Gedung Merah Putih KPK. Metrotvnews.com/Candra.
Jakarta: Komisi Pemberantasan Korupsi (KPK) ters mendalami kasus dugaan rasuah pengadaan barang dan jasa di PT Sigma Cipta Caraka alias Telkomsigma, yang merupakan anak usaha Telkom Group. Narapidana sekaligus Direktur PT Granary Reka Cipta Tejo Suryo Laksono (TSL) diperiksa penyidik, beberapa waktu lalu.

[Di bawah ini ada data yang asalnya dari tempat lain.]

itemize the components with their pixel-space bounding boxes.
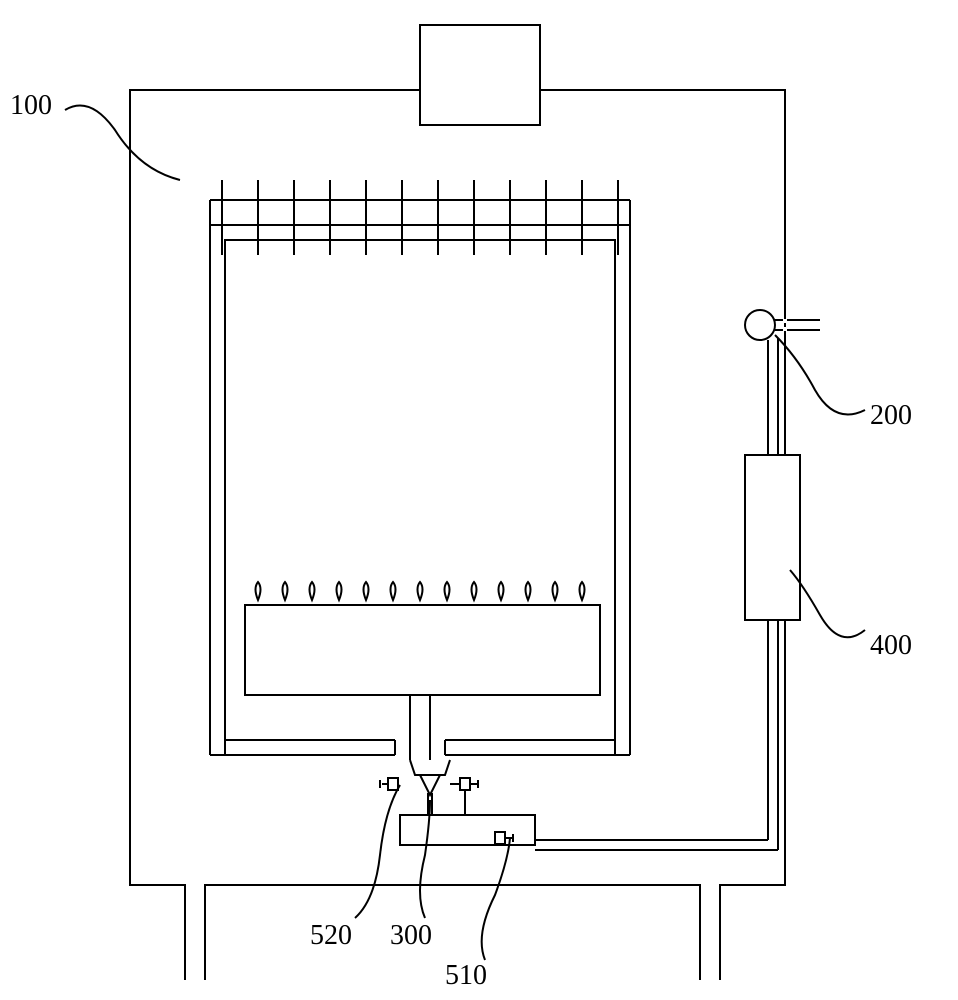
label-510: 510	[445, 960, 487, 992]
inner-chamber	[210, 225, 630, 755]
label-100: 100	[10, 90, 52, 122]
diagram-svg	[0, 0, 958, 1000]
top-box	[420, 25, 540, 125]
flames	[256, 582, 585, 600]
label-400: 400	[870, 630, 912, 662]
valve-icon	[450, 778, 478, 790]
valve-icon	[380, 778, 398, 790]
schematic-diagram: 100 200 400 520 300 510	[0, 0, 958, 1000]
label-200: 200	[870, 400, 912, 432]
label-520: 520	[310, 920, 352, 952]
component-box	[745, 455, 800, 620]
burner-tray	[245, 605, 600, 695]
temperature-sensor	[745, 310, 820, 340]
label-300: 300	[390, 920, 432, 952]
heat-exchanger	[210, 180, 630, 255]
gas-assembly	[380, 760, 535, 845]
connecting-pipe	[535, 338, 778, 850]
outer-housing	[130, 90, 785, 885]
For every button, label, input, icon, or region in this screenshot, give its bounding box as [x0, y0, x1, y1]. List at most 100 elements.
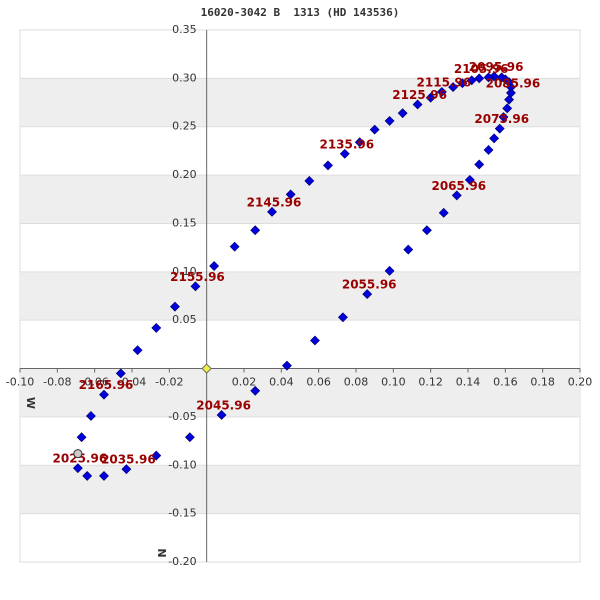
- orbit-point: [72, 463, 83, 474]
- orbit-point: [250, 225, 261, 236]
- orbit-point: [86, 411, 96, 421]
- orbit-point: [151, 450, 162, 461]
- orbit-point: [190, 281, 201, 292]
- orbit-point: [99, 470, 109, 481]
- y-tick-label: 0.20: [172, 168, 197, 181]
- orbit-point: [304, 175, 315, 186]
- orbit-point: [502, 103, 513, 114]
- orbit-point: [451, 190, 462, 201]
- orbit-point: [422, 225, 432, 236]
- y-tick-label: 0.15: [172, 216, 197, 229]
- x-tick-label: 0.16: [493, 376, 518, 389]
- orbit-point: [464, 175, 475, 185]
- y-tick-label: -0.20: [168, 555, 196, 568]
- orbit-point: [132, 345, 143, 356]
- x-tick-label: 0.18: [530, 376, 555, 389]
- y-tick-label: 0.25: [172, 120, 197, 133]
- epoch-label: 2135.96: [319, 137, 374, 151]
- epoch-label: 2095.96: [469, 60, 524, 74]
- epoch-label: 2155.96: [170, 270, 225, 284]
- orbit-point: [403, 244, 414, 255]
- orbit-point: [483, 145, 494, 155]
- orbit-point: [99, 389, 109, 400]
- y-axis-label: N: [155, 548, 168, 557]
- epoch-label: 2035.96: [101, 453, 156, 467]
- y-tick-label: -0.10: [168, 458, 196, 471]
- grid-band: [20, 175, 580, 224]
- primary-star: [201, 363, 212, 374]
- orbit-point: [412, 99, 423, 110]
- orbit-point: [216, 410, 227, 420]
- epoch-label: 2045.96: [196, 398, 251, 412]
- x-tick-label: -0.08: [43, 376, 71, 389]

“Ini pelaksanaan tahap dua (pemeriksaan) yang dilakukan di lapas (lembaga pemasyarakatan),” kata juru bicara KPK Budi Prasetyo melalui keterangan tertulis, Jumat, 9 Mei 2025.
Budi enggan memerinci pertanyaan maupun jawaban saksi itu. Saat ini, dia masih dipenjara, atas kasus lain.
“TSL merupakan warga binaan atau napi,” ucap Budi.
KPK menetapkan tiga tersangka dalam kasus ini. Mereka yakni Direktur PT Prakasa Nusa Bakti (PNB) Robert Pangasian Lumban Gaol (RPLG) dan pegawai Prakasa Nusa Bakti Afrian Jafar (AJ), dan Imran Mumtaz (IM).
Kasus ini bermula ketika Robert meminta bantuan Imran dan Afrian untuk mencari perusahaan pembiayaan untuk menyediakan data center. Ketiga orang itu turut meminta bantuan pihak lain agar SCC bisa memberikan pendanaan pada PNB.
Singkat cerita, SCC menyetujui sejumlah tawaran untuk bekerja sama dengan PNB. Kesepakatan dilakukan tanpa persetujuan direksi dan kajian analisa risiko.
Para pihak terkait kasus ini membuat skema pembiayaan underlaying pengadaan fiktif untuk server dan sistem penyimpanan antara SCC dan PNB. Atas proyek itu, PNB menjanjikan Imran dan Afrian Rp1,1 miliar karena menjadi makelar proyek.
Proyek ini memakan dana Rp236,8 miliar. Dana itu dibayarkan SCC dari Juni 2017 sampai dengan Juli 2017 secara bertahap.
KPK juga mengendus adanya penggunaan dana tersebut untuk kepentingan pribadi Robert. Dia menggunakan rekening deposito pribadi untuk mengambil keuntungan sendiri.
Setidaknya, Robert tiga kali menerima transferan terkait uang tersebut. Itu, terdiri dari Rp21,7 miliar, Rp9,3 miliar, dan Rp26,9 miliar.
Dalam kasus ini, KPK mengendus kerugian negara menyentuh Rp280 miliar. Hitungan itu didapat dari audit dari Badan Pengawasan Keuangan dan Pembangunan (BPKP).
Dalam kasus ini, para tersangka disangkakan melanggar Pasal 2 ayat (1) atau Pasal 3 Undang-Undang Nomor 31 Tahun 1999 tentang Pemberantasan Tindak Pidana Korupsi.